Intelligent Discontent

Why We Need Tester and Obama, Part 2: Math


I’m quite bad at finishing a series of blog posts – a Part 1 doesn’t always indicate the future existence of a Part 2. But this is any important one, and I’m spreading it out on purpose because Part 3 is awaiting critical developments.

So, why do we still need Tester and Obama? It’s pretty clear that our local Republicans have gone off the deep end, but on a national level, are Democrats any better that the GOP? And if they are better, can we expect any benefit for Montana? The answer is most certainly, yes, and not just because they might give us better judges.

Why? Because it is nearly inevitable that in the next six years, some more effort will have to be put in to controlling the national debt, as it has now surpassed our GDP. If the economy continues to grow, the time will come to reduce deficits to ensure that they remain manageable. As sovereign debt becomes less and less trustworthy, the need to do so will be felt more acutely. How we do that is a key consideration. And lets face the math – it will come either through higher taxes, or lower spending.

There is almost no doubt that Montanans in general will benefit from using higher taxes rather than lower spending. Why? Because as this helpful chart informs us, Montana, between 1990 and 2009, received from the Feds (minus taxes paid) the equivalent of almost two years worth of our GDP. That is enormous, and unsurprising. Montana has a sparse population but large infrastructure needs, and as long as people and goods need to go from Minnesota to Washington (two states contributing more to the national budget than they take), it will be in their best interest to subsidize our infrastructure.

But what that means is that budget cuts will affect Montana disproportionately, while tax cuts will have a disproportionately small effect. Obviously, the depth of that difference would be determined by where the taxes were raised or spending cut, but on average the effect of spending cuts would be about 47% greater than the effect of a tax hikes.

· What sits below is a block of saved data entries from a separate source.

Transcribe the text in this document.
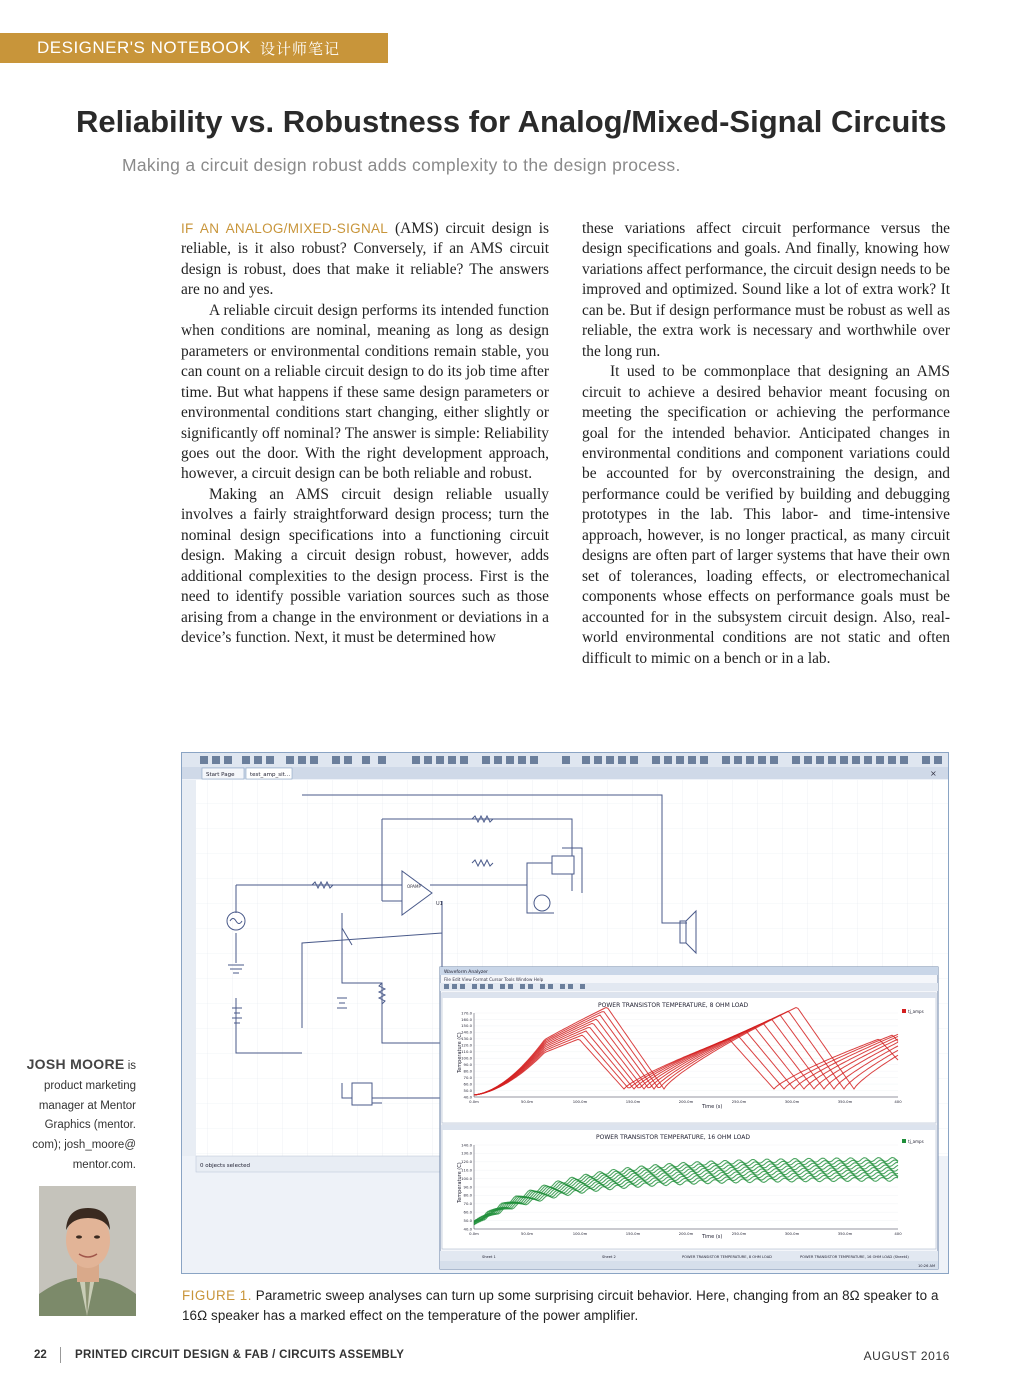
DESIGNER'S NOTEBOOK 设计师笔记
Reliability vs. Robustness for Analog/Mixed-Signal Circuits
Making a circuit design robust adds complexity to the design process.

IF AN ANALOG/MIXED-SIGNAL (AMS) circuit design is reliable, is it also robust? Conversely, if an AMS circuit design is robust, does that make it reliable? The answers are no and yes.

A reliable circuit design performs its intended function when conditions are nominal, meaning as long as design parameters or environmental conditions remain stable, you can count on a reliable circuit design to do its job time after time. But what happens if these same design parameters or environmental conditions start changing, either slightly or significantly off nominal? The answer is simple: Reliability goes out the door. With the right development approach, however, a circuit design can be both reliable and robust.

Making an AMS circuit design reliable usually involves a fairly straightforward design process; turn the nominal design specifications into a functioning circuit design. Making a circuit design robust, however, adds additional complexities to the design process. First is the need to identify possible variation sources such as those arising from a change in the environment or deviations in a device’s function. Next, it must be determined how

these variations affect circuit performance versus the design specifications and goals. And finally, knowing how variations affect performance, the circuit design needs to be improved and optimized. Sound like a lot of extra work? It can be. But if design performance must be robust as well as reliable, the extra work is necessary and worthwhile over the long run.

It used to be commonplace that designing an AMS circuit to achieve a desired behavior meant focusing on meeting the specification or achieving the performance goal for the intended behavior. Anticipated changes in environmental conditions and component variations could be accounted for by overconstraining the design, and performance could be verified by building and debugging prototypes in the lab. This labor- and time-intensive approach, however, is no longer practical, as many circuit designs are often part of larger systems that have their own set of tolerances, loading effects, or electromechanical components whose effects on performance goals must be accounted for in the subsystem circuit design. Also, real-world environmental conditions are not static and often difficult to mimic on a bench or in a lab.

Start Page	test_amp_sit...	×
OPAMP
U1
0 objects selected
Waveform Analyzer
File Edit View Format Cursor Tools Window Help
POWER TRANSISTOR TEMPERATURE, 8 OHM LOAD
Temperature (C)
Time (s)
tj_amps
170.0
160.0
150.0
140.0
130.0
120.0
110.0
100.0
90.0
80.0
70.0
60.0
50.0
40.0
0.0m	50.0m	100.0m	150.0m	200.0m	250.0m	300.0m	350.0m	400
POWER TRANSISTOR TEMPERATURE, 16 OHM LOAD
Temperature (C)
Time (s)
tj_amps
140.0
130.0
120.0
110.0
100.0
90.0
80.0
70.0
60.0
50.0
40.0
0.0m	50.0m	100.0m	150.0m	200.0m	250.0m	300.0m	350.0m	400
Sheet 1	Sheet 2	POWER TRANSISTOR TEMPERATURE, 8 OHM LOAD	POWER TRANSISTOR TEMPERATURE, 16 OHM LOAD (Sheet4)
10:26 AM
JOSH MOORE is
product marketing
manager at Mentor
Graphics (mentor.
com); josh_moore@
mentor.com.
FIGURE 1. Parametric sweep analyses can turn up some surprising circuit behavior. Here, changing from an 8Ω speaker to a 16Ω speaker has a marked effect on the temperature of the power amplifier.
22 PRINTED CIRCUIT DESIGN & FAB / CIRCUITS ASSEMBLY	AUGUST 2016
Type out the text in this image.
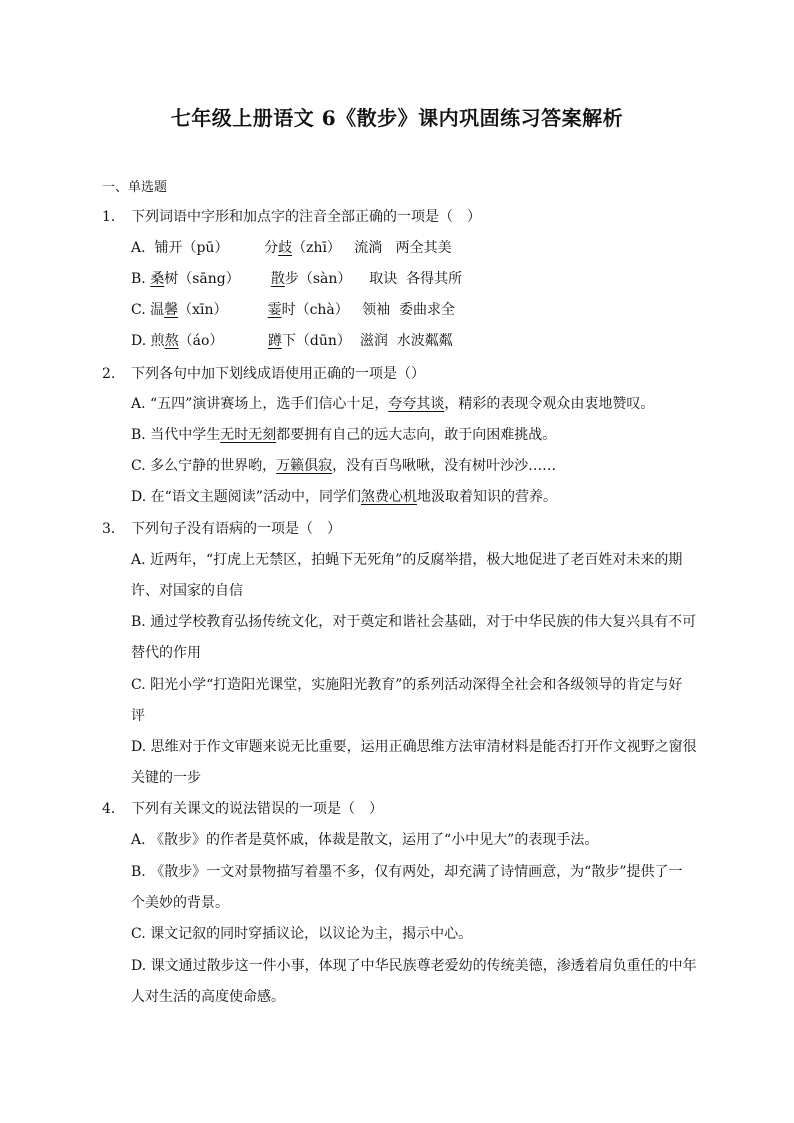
七年级上册语文 6《散步》课内巩固练习答案解析
一、单选题
1. 下列词语中字形和加点字的注音全部正确的一项是（　）
A. 铺开（pū）	分歧（zhī） 流淌 两全其美
B. 桑树（sāng） 散步（sàn） 取诀 各得其所
C. 温馨（xīn）	霎时（chà） 领袖 委曲求全
D. 煎熬（áo）	蹲下（dūn） 滋润 水波粼粼
2. 下列各句中加下划线成语使用正确的一项是（）
A. “五四”演讲赛场上，选手们信心十足，夸夸其谈，精彩的表现令观众由衷地赞叹。
B. 当代中学生无时无刻都要拥有自己的远大志向，敢于向困难挑战。
C. 多么宁静的世界哟，万籁俱寂，没有百鸟啾啾，没有树叶沙沙……
D. 在“语文主题阅读”活动中，同学们煞费心机地汲取着知识的营养。
3. 下列句子没有语病的一项是（　）
A. 近两年，“打虎上无禁区，拍蝇下无死角”的反腐举措，极大地促进了老百姓对未来的期
许、对国家的自信
B. 通过学校教育弘扬传统文化，对于奠定和谐社会基础，对于中华民族的伟大复兴具有不可
替代的作用
C. 阳光小学“打造阳光课堂，实施阳光教育”的系列活动深得全社会和各级领导的肯定与好
评
D. 思维对于作文审题来说无比重要，运用正确思维方法审清材料是能否打开作文视野之窗很
关键的一步
4. 下列有关课文的说法错误的一项是（　）
A. 《散步》的作者是莫怀戚，体裁是散文，运用了“小中见大”的表现手法。
B. 《散步》一文对景物描写着墨不多，仅有两处，却充满了诗情画意，为“散步”提供了一
个美妙的背景。
C. 课文记叙的同时穿插议论，以议论为主，揭示中心。
D. 课文通过散步这一件小事，体现了中华民族尊老爱幼的传统美德，渗透着肩负重任的中年
人对生活的高度使命感。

And finally, should Montana just bite the bullet because ultimately spending must come down? No. The British were kind enough to try that out for us, cutting top-rate taxes and slashing spending. No need for us to repeat the mistake. (There’s also little reason to believe that progressive voters need to repeat the British electoral mistake – punish the moderate incumbents by moving left and giving an election to the right wing).

I’m loyal to Obama and Tester partly because the stimulus they pushed got me a job, menial but certainly better than nothing, and then helped me get another. The evidence from Europe suggests that this is not merely a personal loyalty; there is evidence that stimulus was much better policy than austerity. That anyone can argue that there is no reason to support the party that pushed that crucial difference is beyond me.